Par acte de commissaire de justice du 9 septembre 2025, Monsieur [D] [P] et Madame [L] [D] ont fait assigner Madame [M] [H] devant le juge des contentieux de la protection du tribunal judiciaire de Mulhouse et demande, sous le bénéfice de l’exécution provisoire, de :
— prononcer la résiliation judiciaire du bail,
— ordonner l’expulsion immédiate des locataires ainsi que celle de tous occupants de leur chef des lieux loués, avec si besoin le concours de la force publique,
— autoriser la séquestration des biens et objets mobiliers se trouvant éventuellement dans les lieux lors de l’expulsion,
— faire application de l’article L.433-1 du code des procédures civiles d’exécution relatif au sort du mobilier,
— condamner la locataire à payer la somme de 6 000 euros au titre des loyers et avances sur charges arriérés jusqu’à avril 2025 inclus,
— condamner la locataire à restituer les clés du bien loué, et ce sous astreinte de 50 euros par jour de retard à compter du 8ème jour de la signification de la décision à intervenir,
— condamner le locataire à payer une indemnité d’occupation mensuelle égale au montant des loyers et charges jusqu’à la libération complète des lieux et après avoir satisfait aux obligations normales d’un locataire sortant,
— condamner solidairement les locataires à payer la somme de 1 200 euros sur le fondement de l’article 700 du code de procédure civile, ainsi qu’aux entiers dépens.

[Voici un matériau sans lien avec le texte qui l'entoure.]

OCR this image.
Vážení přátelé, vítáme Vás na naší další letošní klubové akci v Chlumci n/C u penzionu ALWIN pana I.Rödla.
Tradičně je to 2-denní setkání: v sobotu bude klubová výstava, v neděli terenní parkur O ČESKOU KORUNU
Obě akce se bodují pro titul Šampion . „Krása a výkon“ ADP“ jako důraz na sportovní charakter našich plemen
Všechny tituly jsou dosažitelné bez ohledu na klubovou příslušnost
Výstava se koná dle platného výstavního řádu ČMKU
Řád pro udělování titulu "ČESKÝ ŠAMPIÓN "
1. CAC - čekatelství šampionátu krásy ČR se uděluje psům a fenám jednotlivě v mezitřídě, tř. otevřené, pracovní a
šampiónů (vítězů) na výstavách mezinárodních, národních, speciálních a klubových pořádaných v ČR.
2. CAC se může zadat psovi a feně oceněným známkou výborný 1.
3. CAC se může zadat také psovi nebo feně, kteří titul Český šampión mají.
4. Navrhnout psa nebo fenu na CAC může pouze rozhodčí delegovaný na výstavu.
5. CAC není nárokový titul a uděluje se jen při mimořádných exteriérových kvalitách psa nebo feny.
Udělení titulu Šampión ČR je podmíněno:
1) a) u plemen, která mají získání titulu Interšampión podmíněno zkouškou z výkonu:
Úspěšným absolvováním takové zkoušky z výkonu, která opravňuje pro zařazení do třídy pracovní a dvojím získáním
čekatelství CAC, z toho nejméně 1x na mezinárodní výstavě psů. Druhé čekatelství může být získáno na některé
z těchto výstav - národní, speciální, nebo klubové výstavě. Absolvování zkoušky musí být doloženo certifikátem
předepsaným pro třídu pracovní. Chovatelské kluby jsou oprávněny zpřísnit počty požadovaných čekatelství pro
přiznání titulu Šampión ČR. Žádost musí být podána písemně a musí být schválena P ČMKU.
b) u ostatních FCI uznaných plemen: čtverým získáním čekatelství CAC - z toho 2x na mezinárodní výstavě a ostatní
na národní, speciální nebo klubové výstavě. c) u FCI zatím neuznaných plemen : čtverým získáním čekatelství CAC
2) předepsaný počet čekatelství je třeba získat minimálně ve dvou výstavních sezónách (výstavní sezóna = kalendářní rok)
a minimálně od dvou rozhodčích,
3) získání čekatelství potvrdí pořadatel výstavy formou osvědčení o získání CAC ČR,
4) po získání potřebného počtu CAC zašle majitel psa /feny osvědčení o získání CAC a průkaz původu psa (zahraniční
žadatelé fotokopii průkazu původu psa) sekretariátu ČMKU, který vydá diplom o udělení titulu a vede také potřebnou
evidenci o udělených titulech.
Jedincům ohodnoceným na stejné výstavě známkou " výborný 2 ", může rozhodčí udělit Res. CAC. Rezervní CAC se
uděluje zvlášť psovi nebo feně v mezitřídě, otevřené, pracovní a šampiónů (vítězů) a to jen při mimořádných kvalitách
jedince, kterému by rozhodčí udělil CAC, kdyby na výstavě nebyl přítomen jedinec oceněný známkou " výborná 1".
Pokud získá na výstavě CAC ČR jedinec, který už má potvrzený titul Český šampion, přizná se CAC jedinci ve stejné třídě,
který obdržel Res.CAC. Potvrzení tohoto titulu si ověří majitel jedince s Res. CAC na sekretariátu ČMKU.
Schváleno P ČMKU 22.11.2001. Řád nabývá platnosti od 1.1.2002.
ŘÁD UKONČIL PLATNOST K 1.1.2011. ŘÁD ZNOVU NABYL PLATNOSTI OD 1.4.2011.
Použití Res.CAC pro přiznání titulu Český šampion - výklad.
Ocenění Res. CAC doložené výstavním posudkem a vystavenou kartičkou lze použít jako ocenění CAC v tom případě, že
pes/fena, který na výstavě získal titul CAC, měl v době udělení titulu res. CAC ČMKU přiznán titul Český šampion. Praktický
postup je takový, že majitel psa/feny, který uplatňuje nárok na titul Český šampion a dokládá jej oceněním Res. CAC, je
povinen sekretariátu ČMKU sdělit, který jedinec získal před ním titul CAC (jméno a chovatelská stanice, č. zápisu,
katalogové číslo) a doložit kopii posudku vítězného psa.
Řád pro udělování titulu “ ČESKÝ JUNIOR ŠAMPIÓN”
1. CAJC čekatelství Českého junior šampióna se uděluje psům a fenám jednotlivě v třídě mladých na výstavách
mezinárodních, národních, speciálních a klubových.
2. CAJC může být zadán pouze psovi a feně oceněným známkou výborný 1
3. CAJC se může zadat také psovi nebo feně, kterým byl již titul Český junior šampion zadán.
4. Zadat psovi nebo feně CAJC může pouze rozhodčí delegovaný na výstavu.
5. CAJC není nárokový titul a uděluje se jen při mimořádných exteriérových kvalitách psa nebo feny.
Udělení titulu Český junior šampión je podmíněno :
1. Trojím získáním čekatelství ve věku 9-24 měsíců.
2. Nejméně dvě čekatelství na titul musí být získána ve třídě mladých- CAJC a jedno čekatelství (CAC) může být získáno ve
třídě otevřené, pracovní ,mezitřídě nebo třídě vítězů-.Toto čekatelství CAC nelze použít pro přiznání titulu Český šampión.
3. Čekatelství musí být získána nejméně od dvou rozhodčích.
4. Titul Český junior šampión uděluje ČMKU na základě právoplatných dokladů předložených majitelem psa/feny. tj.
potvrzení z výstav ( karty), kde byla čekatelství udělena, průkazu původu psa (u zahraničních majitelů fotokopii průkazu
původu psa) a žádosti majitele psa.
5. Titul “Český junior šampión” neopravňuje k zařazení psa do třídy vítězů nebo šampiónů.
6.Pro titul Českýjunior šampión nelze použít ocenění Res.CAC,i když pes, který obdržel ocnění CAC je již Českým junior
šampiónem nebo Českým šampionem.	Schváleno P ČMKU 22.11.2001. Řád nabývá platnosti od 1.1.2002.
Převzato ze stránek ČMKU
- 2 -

L’assignation aux fins de constat de résiliation du bail a été notifiée au Préfet du département du Haut-Rhin le 10 septembre 2025.
L’affaire a été appelée et retenue lors de l’audience du 13 février 2026.
A cette audience, Monsieur [D] [P] et Madame [L] [D], représentés par leur conseil, sollicitent le bénéfice de leur acte introductif d’instance.
Citée par acte délivré à domicile, Madame [M] [H] ne comparait pas et n’est pas représentée.
L’affaire est mise en délibéré au 15 mai 2026.
MOTIVATION DE LA DÉCISION
Selon l’article 472 du code de procédure civile, lorsque le défendeur ne comparaît pas, il est néanmoins statué sur le fond. Le juge ne fait droit à la demande que s’il l’estime régulière, recevable et bien fondée.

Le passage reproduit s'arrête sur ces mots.